Итак, на фигуре, содержащей все круги, на которых ничего не стерто, нарисуйте горизонтальную линию в каждой позиции, которая является либо вершиной круга, либо основанием круга, либо пересечением двух кругов. Обратите внимание, что внутри этих полос все области, которые необходимо вычислить, выглядят одинаково: «трапеция» с двумя сторонами, замененными круговыми сегментами. Поэтому, если вы можете придумать, как рассчитать такую форму, вы просто сделаете это для всех отдельных фигур и сложите их вместе. Сложность этого наивного подхода составляет O (N ^ 3), где N - количество кружков на рисунке. С помощью некоторой умной структуры данных вы могли бы улучшить этот метод строчной развертки до O (N ^ 2 * log (N)), но, если вам это действительно не нужно, это, вероятно, не стоит проблем.
источник
Я нашел эту ссылку, которая может быть полезна. Хотя, похоже, нет однозначного ответа. Google отвечает . Еще одна ссылка на три круга - это теорема Харуки . Там же есть бумага.
источник
В зависимости от того, какую проблему вы пытаетесь решить, может быть достаточно получить верхнюю и нижнюю границу. Верхняя граница проста, просто сумма всех кругов. Для нижней границы вы можете выбрать один радиус, чтобы ни один из кругов не перекрывался. Чтобы лучше найти самый большой радиус (вплоть до фактического) для каждого круга, чтобы он не перекрывался. Также должно быть довольно тривиально удалить любые полностью перекрывающиеся круги (все такие круги удовлетворяют | P_a - P_b | <= r_a), где P_a - центр круга A, P_b - центр круга B, а r_a - радиус A ), что улучшает как верхнюю, так и нижнюю границу. Вы также можете получить лучшую верхнюю границу, если будете использовать формулу пар для произвольных пар, а не просто сумму всех кругов. Может быть хороший способ выбрать "лучшее"

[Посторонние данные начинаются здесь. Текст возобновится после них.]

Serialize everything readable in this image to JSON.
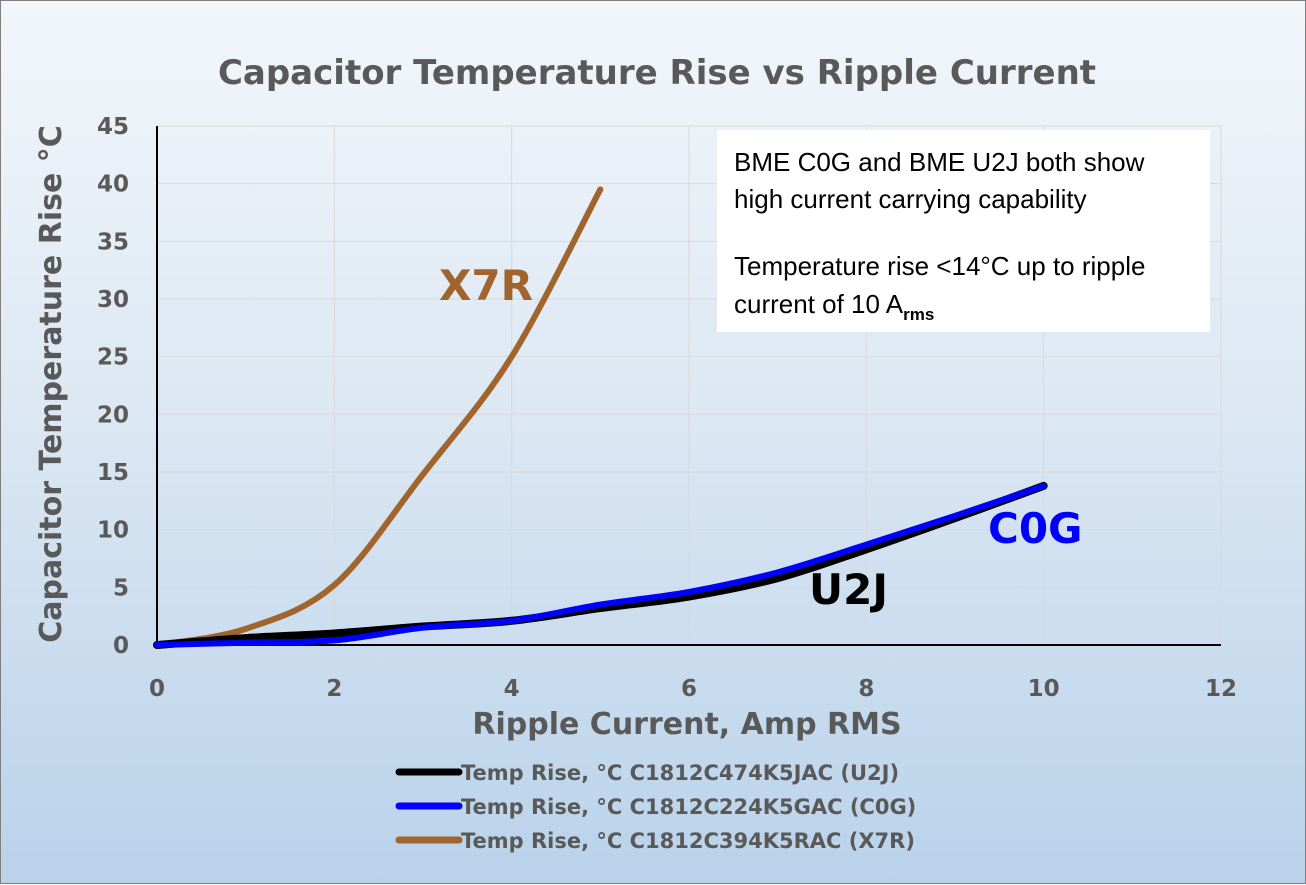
{
  "chart_data": {
    "type": "line",
    "title": "Capacitor Temperature Rise vs Ripple Current",
    "xlabel": "Ripple Current, Amp RMS",
    "ylabel": "Capacitor Temperature Rise °C",
    "xlim": [
      0,
      12
    ],
    "ylim": [
      0,
      45
    ],
    "xticks": [
      "0",
      "2",
      "4",
      "6",
      "8",
      "10",
      "12"
    ],
    "yticks": [
      "0",
      "5",
      "10",
      "15",
      "20",
      "25",
      "30",
      "35",
      "40",
      "45"
    ],
    "grid": true,
    "legend_position": "bottom",
    "series": [
      {
        "name": "Temp Rise, °C C1812C474K5JAC (U2J)",
        "color": "#000000",
        "x": [
          0,
          1,
          2,
          3,
          4,
          5,
          6,
          7,
          8,
          9,
          10
        ],
        "y": [
          0,
          0.6,
          1.0,
          1.6,
          2.1,
          3.2,
          4.2,
          5.8,
          8.3,
          11.0,
          13.8
        ]
      },
      {
        "name": "Temp Rise, °C C1812C224K5GAC (C0G)",
        "color": "#0000ff",
        "x": [
          0,
          1,
          2,
          3,
          4,
          5,
          6,
          7,
          8,
          9,
          10
        ],
        "y": [
          0,
          0.2,
          0.4,
          1.5,
          2.1,
          3.5,
          4.6,
          6.3,
          8.7,
          11.2,
          13.8
        ]
      },
      {
        "name": "Temp Rise, °C C1812C394K5RAC (X7R)",
        "color": "#a0642c",
        "x": [
          0,
          1,
          2,
          3,
          4,
          5
        ],
        "y": [
          0,
          1.4,
          5.2,
          14.8,
          25.0,
          39.5
        ]
      }
    ],
    "annotations": {
      "series_labels": [
        {
          "text": "X7R",
          "color": "#a0642c"
        },
        {
          "text": "U2J",
          "color": "#000000"
        },
        {
          "text": "C0G",
          "color": "#0000ff"
        }
      ],
      "note": {
        "line1": "BME C0G and BME U2J both show",
        "line2": "high current carrying capability",
        "line3": "Temperature rise <14°C up to ripple",
        "line4": "current of 10 A",
        "line4_sub": "rms"
      }
    }
  }
}
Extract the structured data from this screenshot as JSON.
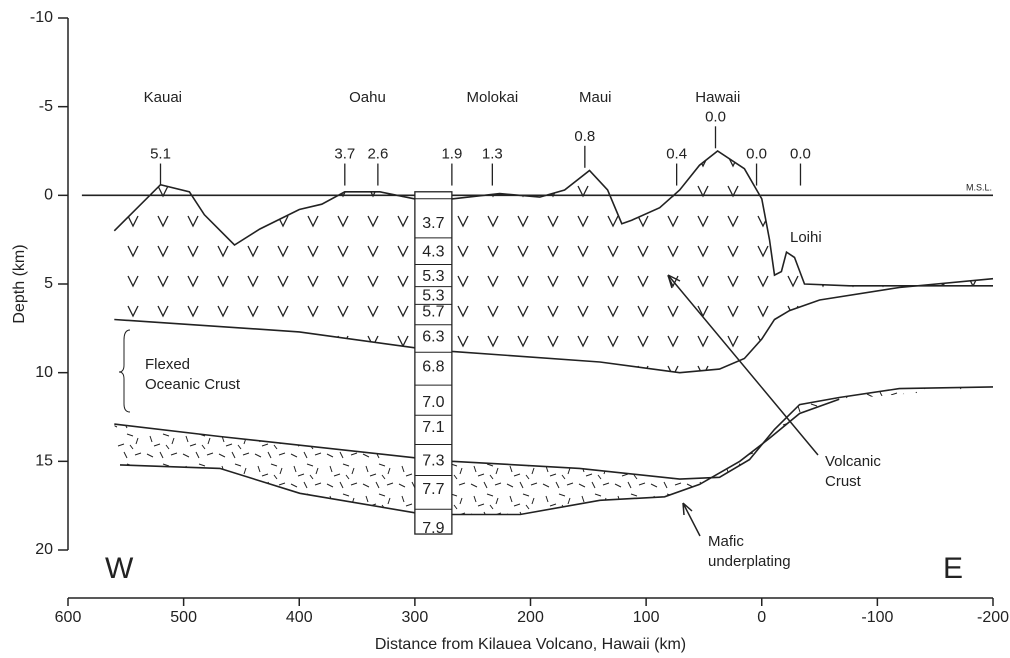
{
  "chart_data": {
    "type": "cross-section",
    "x_label": "Distance from Kilauea Volcano, Hawaii (km)",
    "y_label": "Depth (km)",
    "xlim": [
      600,
      -200
    ],
    "xticks": [
      600,
      500,
      400,
      300,
      200,
      100,
      0,
      -100,
      -200
    ],
    "ylim": [
      -10,
      20
    ],
    "y_inverted": true,
    "yticks": [
      -10,
      -5,
      0,
      5,
      10,
      15,
      20
    ],
    "lines": [
      {
        "x": [
          560,
          520,
          495,
          482,
          456,
          434,
          400,
          380.5,
          360.6,
          330.3,
          300,
          268,
          226.6,
          192,
          170.5,
          149,
          133.3,
          121,
          112.5,
          88.3,
          71,
          53.8,
          38.2,
          15,
          0,
          -6.7,
          -11,
          -17,
          -21.4,
          -28.3,
          -37,
          -75.9,
          -200
        ],
        "y": [
          2.0,
          -0.6,
          -0.2,
          1.1,
          2.8,
          1.9,
          0.8,
          0.5,
          -0.2,
          -0.2,
          0.2,
          0.2,
          -0.1,
          0.1,
          -0.3,
          -1.4,
          -0.3,
          1.6,
          1.4,
          0.7,
          -0.3,
          -1.7,
          -2.5,
          -1.5,
          0.2,
          2.5,
          4.5,
          4.3,
          3.2,
          3.5,
          5.0,
          5.1,
          5.1
        ]
      },
      {
        "x": [
          560,
          400,
          300,
          268,
          140,
          71,
          36.5,
          15,
          0,
          -11,
          -24,
          -50,
          -119,
          -200
        ],
        "y": [
          7.0,
          7.7,
          8.6,
          8.8,
          9.4,
          10.0,
          9.8,
          9.2,
          8.1,
          7.0,
          6.5,
          5.9,
          5.2,
          4.7
        ]
      },
      {
        "x": [
          560,
          468.6,
          300,
          268,
          157.5,
          71,
          36.5,
          10.6,
          -11,
          -32.7,
          -67,
          -119,
          -200
        ],
        "y": [
          12.9,
          13.6,
          14.8,
          15.0,
          15.4,
          16.0,
          15.9,
          14.9,
          13.2,
          11.8,
          11.4,
          10.9,
          10.8
        ]
      },
      {
        "x": [
          555,
          468.6,
          399.5,
          300,
          268,
          209,
          140,
          84,
          53.8,
          19,
          -6.7,
          -32.7,
          -67
        ],
        "y": [
          15.2,
          15.4,
          16.8,
          17.9,
          18.0,
          18.0,
          17.2,
          17.0,
          16.3,
          15.0,
          13.7,
          12.3,
          11.5
        ]
      },
      {
        "x": [
          588,
          -200
        ],
        "y": [
          0,
          0
        ]
      }
    ],
    "islands": [
      {
        "name": "Kauai",
        "x": 518
      },
      {
        "name": "Oahu",
        "x": 341
      },
      {
        "name": "Molokai",
        "x": 233
      },
      {
        "name": "Maui",
        "x": 144
      },
      {
        "name": "Hawaii",
        "x": 38
      }
    ],
    "ages": [
      {
        "label": "5.1",
        "x": 520,
        "y": -2.3
      },
      {
        "label": "3.7",
        "x": 360.6,
        "y": -2.3
      },
      {
        "label": "2.6",
        "x": 332,
        "y": -2.3
      },
      {
        "label": "1.9",
        "x": 268,
        "y": -2.3
      },
      {
        "label": "1.3",
        "x": 233,
        "y": -2.3
      },
      {
        "label": "0.8",
        "x": 153,
        "y": -3.3
      },
      {
        "label": "0.4",
        "x": 73.6,
        "y": -2.3
      },
      {
        "label": "0.0",
        "x": 40,
        "y": -4.4
      },
      {
        "label": "0.0",
        "x": 4.5,
        "y": -2.3
      },
      {
        "label": "0.0",
        "x": -33.5,
        "y": -2.3
      }
    ],
    "column": {
      "x": [
        300,
        268
      ],
      "top": -0.2,
      "bottom": 19.1,
      "values": [
        {
          "label": "3.7",
          "y": 1.6
        },
        {
          "label": "4.3",
          "y": 3.2
        },
        {
          "label": "5.3",
          "y": 4.6
        },
        {
          "label": "5.3",
          "y": 5.7
        },
        {
          "label": "5.7",
          "y": 6.6
        },
        {
          "label": "6.3",
          "y": 8.0
        },
        {
          "label": "6.8",
          "y": 9.7
        },
        {
          "label": "7.0",
          "y": 11.7
        },
        {
          "label": "7.1",
          "y": 13.1
        },
        {
          "label": "7.3",
          "y": 15.0
        },
        {
          "label": "7.7",
          "y": 16.6
        },
        {
          "label": "7.9",
          "y": 18.8
        }
      ]
    },
    "texts": {
      "loihi": "Loihi",
      "msl": "M.S.L.",
      "flexed": [
        "Flexed",
        "Oceanic Crust"
      ],
      "volcanic": [
        "Volcanic",
        "Crust"
      ],
      "mafic": [
        "Mafic",
        "underplating"
      ],
      "west": "W",
      "east": "E"
    }
  }
}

Учитывая верхнюю и нижнюю границы, вы могли бы лучше настроить подход Монте-Карло, но в голову не приходит ничего конкретного. Другой вариант (опять же в зависимости от вашего приложения) - растрировать круги и подсчитать пиксели. По сути, это подход Монте-Карло с фиксированным распределением.
источник
Это можно решить с помощью теоремы Грина со сложностью n ^ 2log (n). Если вы не знакомы с теоремой Грина и хотите узнать больше, вот видео и заметки из Академии Хана. Но для нашей проблемы, думаю, моего описания будет достаточно.
Общее уравнение теоремы Грина.
Если я поставлю L и M так , что
Состояние
тогда RHS - это просто область области R и может быть получена путем решения замкнутого интеграла или LHS, и это именно то, что мы собираемся сделать.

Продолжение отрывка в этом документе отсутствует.